The distance described during the last half second of upward motion, of a body projected vertically upward is                                       

Consider a body which is projected vertically up with an initial velocity$=\text{u}$

$\text{a}=-g$

Let the time ascent$=\text{t}$

We know$\text{t}=\text{u/g}$  

Then the height ascended in last 1/2 second = ?

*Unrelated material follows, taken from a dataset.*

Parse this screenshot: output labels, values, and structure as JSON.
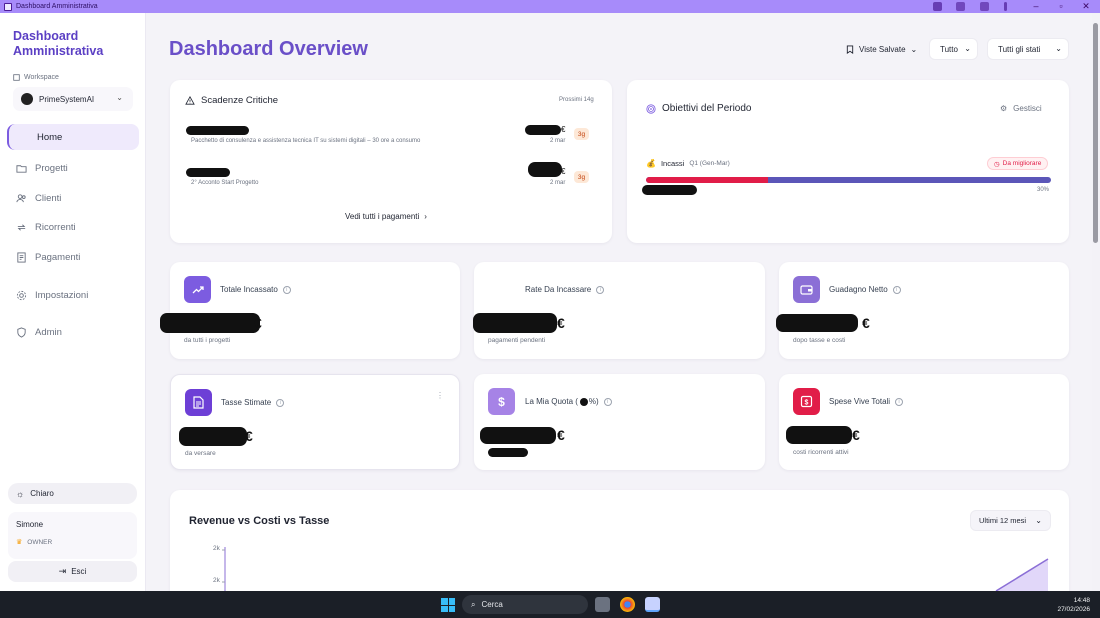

i.e. the height ascended in last 1/2s = height ascended in ${\text{t}}_{\text{ase}}-\text{height assended}{\text{(t}}_{\text{ase}}-\text{1/2)}$  $=\text{u}\left(\frac{\text{u}}{\text{g}}\right)-\frac{\text{1}}{\text{2}}\left(\text{g}\right){\left(\frac{\text{u}}{\text{g}}\right)}^{\text{2}}$ $-\left[\left(\text{u}\right)\left(\frac{\text{u}}{\text{g}}-\frac{\text{1}}{\text{2}}\right)+\frac{\text{1}}{\text{2}}\text{g}{\left(\frac{\text{4}}{\text{g}}-\frac{\text{1}}{\text{2}}\right)}^2\right]$

$\Rightarrow \frac{{\text{u}}^{\text{2}}}{\text{g}}-\frac{{\text{u}}^{\text{2}}}{\text{2g}}-\frac{{\text{u}}^{\text{2}}}{\text{g}}+\frac{\text{u}}{\text{2}}-\frac{{\text{u}}^{\text{2}}}{\text{2g}}-\frac{\text{u}}{\text{2}}+\frac{\text{g}}{\text{8}}$  

Height of ascended in last1/2second $=\frac{\text{g}}{\text{8}}$  

We get this value is independent of velocity of projection and time of ascent and mass of the body it is always constant.